Sales Forecast Errors: Establishing your initial sales forecast can be difficult, but there are procedures you can follow to make it as realistic and accurate as possible. All too often would-be entrepreneurs build a sales forecast around what they would like to sell, rather than what they are likely to sell. While optimism is an excellent entrepreneurial trait, an overly optimistic sales forecast will leave you with serious cash flow problems and even greater difficulty in securing financing.

Under-Capitalization: Not starting with enough capital to support the business through the initial stages is a common error. By thoroughly planning your idea, you will know how much capital you need to cover while you build your customer base, including working capital to keep yourself in cappuccinos until your business takes off. Good planning will also increase the chance of securing investors, whether public (banks) or private (family and friends).

Poor use of Web2.0: An effective web presence is an absolute must for any modern business. Simply posting a website is not enough.

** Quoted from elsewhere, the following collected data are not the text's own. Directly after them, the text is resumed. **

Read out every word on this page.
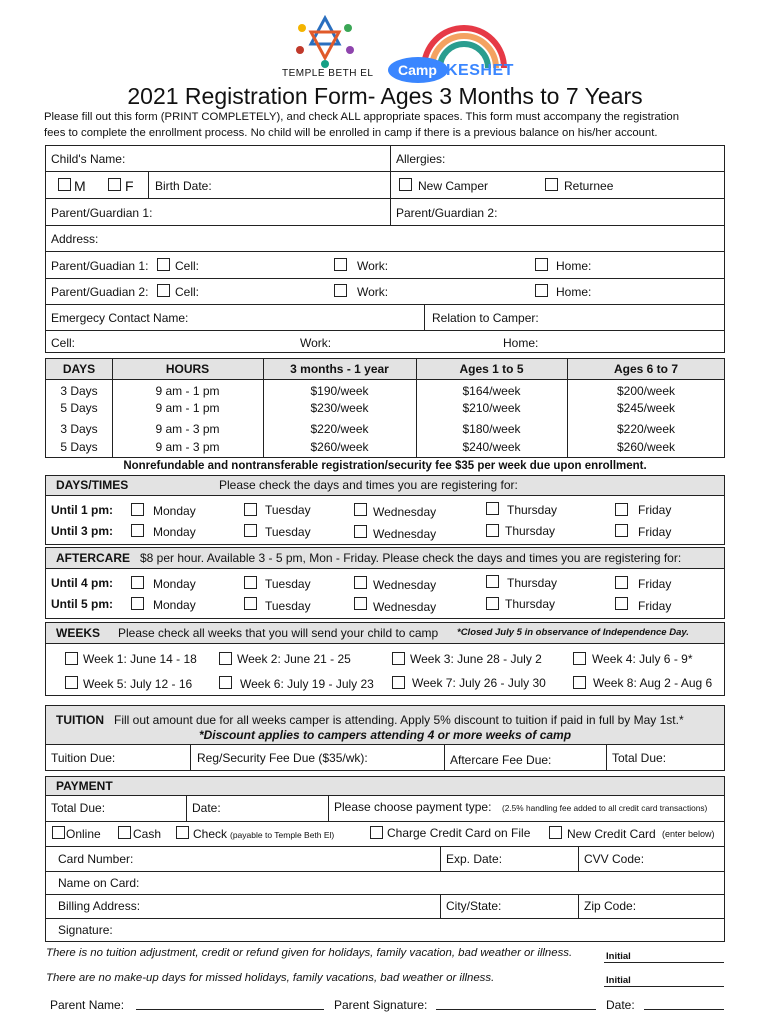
TEMPLE BETH EL Camp KESHET
2021 Registration Form- Ages 3 Months to 7 Years
Please fill out this form (PRINT COMPLETELY), and check ALL appropriate spaces. This form must accompany the registration
fees to complete the enrollment process. No child will be enrolled in camp if there is a previous balance on his/her account.
Child's Name:	Allergies:
M	F Birth Date:	New Camper	Returnee
Parent/Guardian 1:	Parent/Guardian 2:
Address:
Parent/Guadian 1: Cell:	Work:	Home:
Parent/Guadian 2: Cell:	Work:	Home:
Emergecy Contact Name:	Relation to Camper:
Cell:	Work:	Home:
DAYS	HOURS	3 months - 1 year	Ages 1 to 5	Ages 6 to 7
3 Days	9 am - 1 pm	$190/week	$164/week	$200/week
5 Days	9 am - 1 pm	$230/week	$210/week	$245/week
3 Days	9 am - 3 pm	$220/week	$180/week	$220/week
5 Days	9 am - 3 pm	$260/week	$240/week	$260/week
Nonrefundable and nontransferable registration/security fee $35 per week due upon enrollment.
DAYS/TIMES	Please check the days and times you are registering for:
Until 1 pm:	Monday	Tuesday	Wednesday	Thursday	Friday
Until 3 pm:	Monday	Tuesday	Wednesday	Thursday	Friday
AFTERCARE $8 per hour. Available 3 - 5 pm, Mon - Friday. Please check the days and times you are registering for:
Until 4 pm:	Monday	Tuesday	Wednesday	Thursday	Friday
Until 5 pm:	Monday	Tuesday	Wednesday	Thursday	Friday
WEEKS Please check all weeks that you will send your child to camp *Closed July 5 in observance of Independence Day.
Week 1: June 14 - 18	Week 2: June 21 - 25	Week 3: June 28 - July 2	Week 4: July 6 - 9*
Week 5: July 12 - 16	Week 6: July 19 - July 23	Week 7: July 26 - July 30	Week 8: Aug 2 - Aug 6
TUITION Fill out amount due for all weeks camper is attending. Apply 5% discount to tuition if paid in full by May 1st.*
*Discount applies to campers attending 4 or more weeks of camp
Tuition Due:	Reg/Security Fee Due ($35/wk):	Aftercare Fee Due:	Total Due:
PAYMENT
Total Due:	Date:	Please choose payment type: (2.5% handling fee added to all credit card transactions)
Online	Cash	Check (payable to Temple Beth El)	Charge Credit Card on File	New Credit Card (enter below)
Card Number:	Exp. Date:	CVV Code:
Name on Card:
Billing Address:	City/State:	Zip Code:
Signature:
There is no tuition adjustment, credit or refund given for holidays, family vacation, bad weather or illness.	Initial
There are no make-up days for missed holidays, family vacations, bad weather or illness.	Initial
Parent Name:	Parent Signature:	Date:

In fact, uploading a website without marketing it is like posting ad copy only in your own living room — if your target market doesn’t see it, it might as well not exist. Many recent startups have crashed and burned because the entrepreneur thought that simply posting a website to the internet would drive sales. It won’t. [See our Online Brand Building Tool]

Leaving Critical Tasks to Yourself: Many entrepreneurs believe that a good idea and solid operations are enough to build a successful business, so they opt to do critical startup tasks, like strategy and growth planning, on their own. Eventually, these choices backfire. You don’t always need to hire full time professionals to do it. You can look for mentors who can help you in specific critical tasks, so that you can focus on building the business.

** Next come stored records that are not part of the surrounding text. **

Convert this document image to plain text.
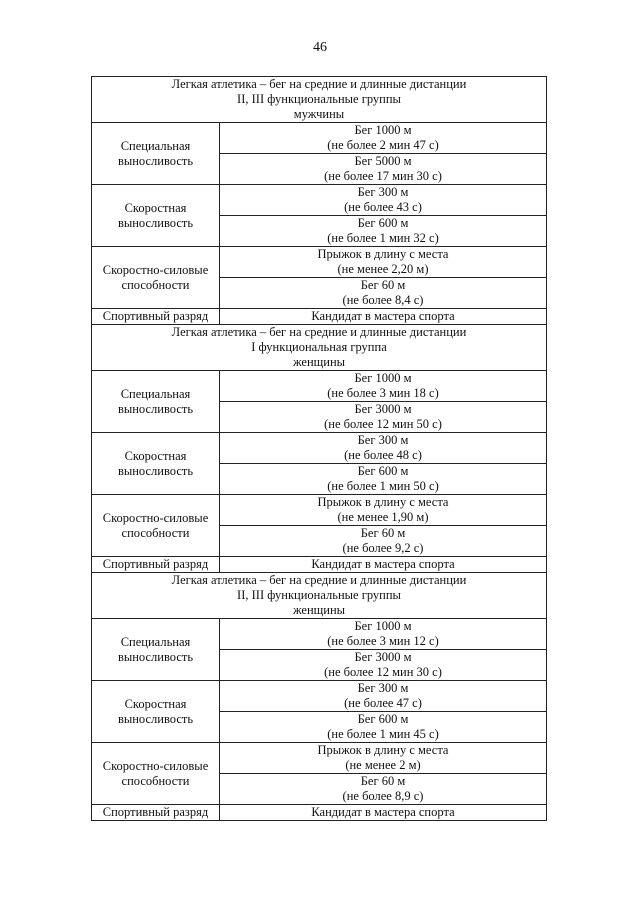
46
Легкая атлетика – бег на средние и длинные дистанции
II, III функциональные группы
мужчины	

Специальная
выносливость	Бег 1000 м
(не более 2 мин 47 с)

	Бег 5000 м
(не более 17 мин 30 с)

Скоростная
выносливость	Бег 300 м
(не более 43 с)

	Бег 600 м
(не более 1 мин 32 с)

Скоростно-силовые
способности	Прыжок в длину с места
(не менее 2,20 м)

	Бег 60 м
(не более 8,4 с)

Спортивный разряд	Кандидат в мастера спорта

Легкая атлетика – бег на средние и длинные дистанции
I функциональная группа
женщины	

Специальная
выносливость	Бег 1000 м
(не более 3 мин 18 с)

	Бег 3000 м
(не более 12 мин 50 с)

Скоростная
выносливость	Бег 300 м
(не более 48 с)

	Бег 600 м
(не более 1 мин 50 с)

Скоростно-силовые
способности	Прыжок в длину с места
(не менее 1,90 м)

	Бег 60 м
(не более 9,2 с)

Спортивный разряд	Кандидат в мастера спорта

Легкая атлетика – бег на средние и длинные дистанции
II, III функциональные группы
женщины	

Специальная
выносливость	Бег 1000 м
(не более 3 мин 12 с)

	Бег 3000 м
(не более 12 мин 30 с)

Скоростная
выносливость	Бег 300 м
(не более 47 с)

	Бег 600 м
(не более 1 мин 45 с)

Скоростно-силовые
способности	Прыжок в длину с места
(не менее 2 м)

	Бег 60 м
(не более 8,9 с)

Спортивный разряд	Кандидат в мастера спорта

No Ongoing Planning & Review: As the actual operations of a startup take up more and more of an entrepreneur’s time, it is very easy to overlook the critical tasks of reviewing and planning. Every aspect of a company should be reviewed periodically, particularly the financial statements and marketing plan. If you don’t know where you are or where you have been, it’s impossible to know where you are going.

Impatience: Every startup experiences a period of time between being ready to sell and actually building sales. Many startups hit this point, and the entrepreneur quits in frustration. Startups don’t generally succeed overnight. You need to refine internal systems, work through free internet marketing techniques (participate in relevant forums, write and publish articles, build website content), and plan for the future of the business. Don’t let the inevitable delay destroy your chances of success — plan for it, expect it, and use the time wisely. [Talk to us over coffee]For the most part, a strong focus on the three keys of startup success (planning, marketing, and financial management) will overcome most of the common reasons for business failure. Pay attention to the details from the beginning, learn all you can about running your own business, and don’t let anything get in the way of building your business into the thriving company it can be.

Pricing Strategy for your Startup

Pricing your products/services is not only a key to your sales success but also for the health of your Startup.  Both high and low prices than optimum will hurt your business. High prices in the beginning may throw you out of the game, and low prices will cost you more. So you must charge enough to make a profit while being in the game. A well thought-out pricing strategy takes some effort but is worth the time spent.